Another study this week concludes that healthcare institutions around the world should resolve to set and adhere to standards for radiation doses from computed tomography examinations (doi:10.1136/bmj.k4931). Exposure to radiation from diagnostic procedures is increasing and raises the risk of future cancers.1 Rebecca Smith-Bindman and colleagues examined data on radiation doses from over two million CT examinations of specific anatomical areas in seven countries. Even after they adjusted for patients’ characteristics, they found wide variation in radiation doses within and between countries. For example, the proportion of abdominal CT scans that delivered doses above the 75th percentile ranged from a low of 4% to a high of 69%. Because technical parameters rather than patient factors explained most of the differences in radiation exposure, the authors conclude there is an urgent need to optimise doses to a consistent standard.

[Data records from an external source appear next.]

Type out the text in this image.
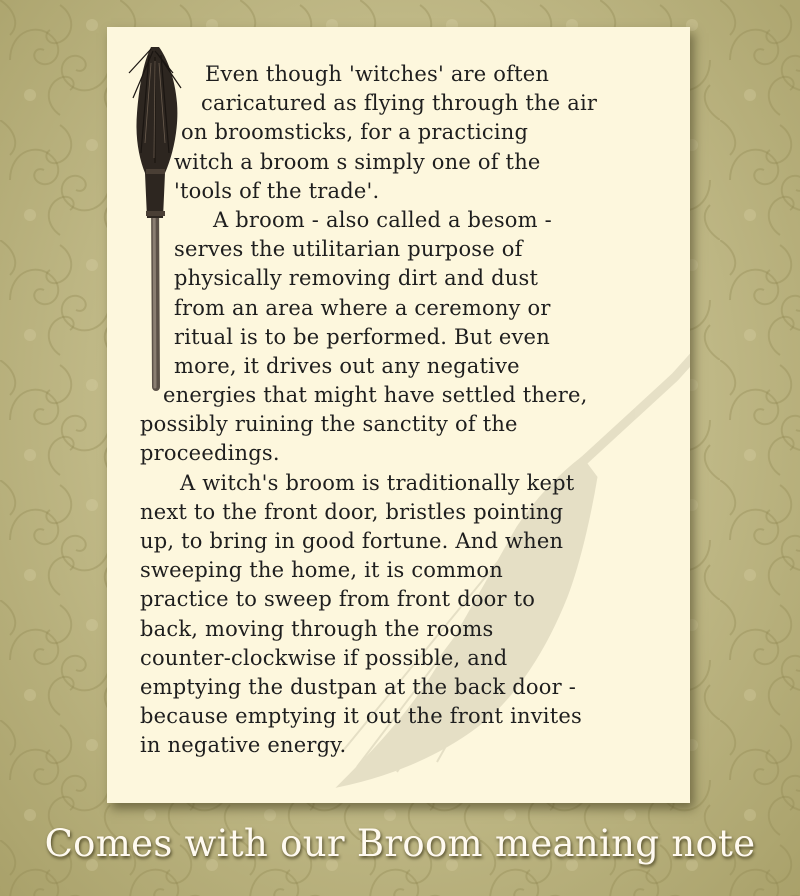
Even though 'witches' are often
caricatured as flying through the air
on broomsticks, for a practicing
witch a broom s simply one of the
'tools of the trade'.
A broom - also called a besom -
serves the utilitarian purpose of
physically removing dirt and dust
from an area where a ceremony or
ritual is to be performed. But even
more, it drives out any negative
energies that might have settled there,
possibly ruining the sanctity of the
proceedings.
A witch's broom is traditionally kept
next to the front door, bristles pointing
up, to bring in good fortune. And when
sweeping the home, it is common
practice to sweep from front door to
back, moving through the rooms
counter-clockwise if possible, and
emptying the dustpan at the back door -
because emptying it out the front invites
in negative energy.
Comes with our Broom meaning note
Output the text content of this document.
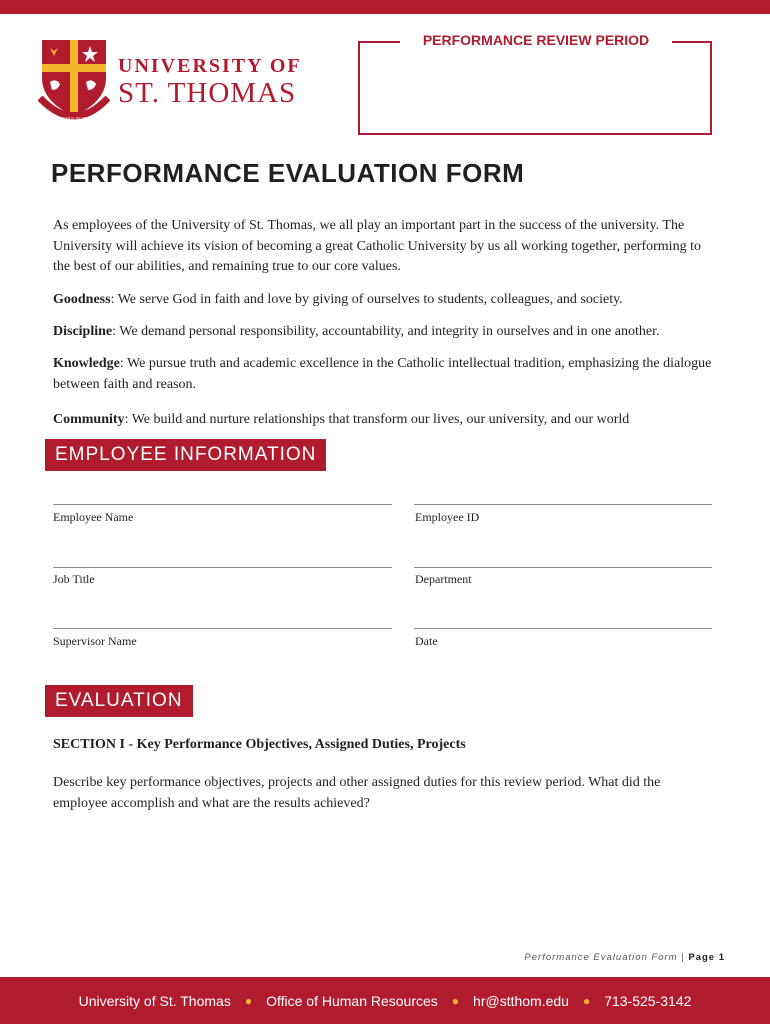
CRESCAMUS IN CHRISTO
UNIVERSITY OF
ST. THOMAS
PERFORMANCE REVIEW PERIOD
PERFORMANCE EVALUATION FORM
As employees of the University of St. Thomas, we all play an important part in the success of the university. The University will achieve its vision of becoming a great Catholic University by us all working together, performing to the best of our abilities, and remaining true to our core values.
Goodness: We serve God in faith and love by giving of ourselves to students, colleagues, and society.
Discipline: We demand personal responsibility, accountability, and integrity in ourselves and in one another.
Knowledge: We pursue truth and academic excellence in the Catholic intellectual tradition, emphasizing the dialogue between faith and reason.
Community: We build and nurture relationships that transform our lives, our university, and our world
EMPLOYEE INFORMATION
Employee Name	Employee ID
Job Title	Department
Supervisor Name	Date
EVALUATION
SECTION I - Key Performance Objectives, Assigned Duties, Projects
Describe key performance objectives, projects and other assigned duties for this review period. What did the employee accomplish and what are the results achieved?
Performance Evaluation Form | Page 1
University of St. Thomas ● Office of Human Resources ● hr@stthom.edu ● 713-525-3142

New BMJ policy on plans for dissemination of research findings
As for The BMJ, our New Year’s pledge is an extension of our commitment to open science and involvement of patients and the public in all stages of the research enterprise. “Research is of no use unless it gets to the people who need to use it,” says Chris Whitty, chief scientific adviser for England’s Department of Health.2 We agree, and as of 1 January we are asking authors of research papers to describe plans for dissemination of their findings to research participants and other relevant communities. We want to know how patients and the public were, or will be, involved in choosing the methods and developing plans to share research findings, and when and how dissemination has been or will be done.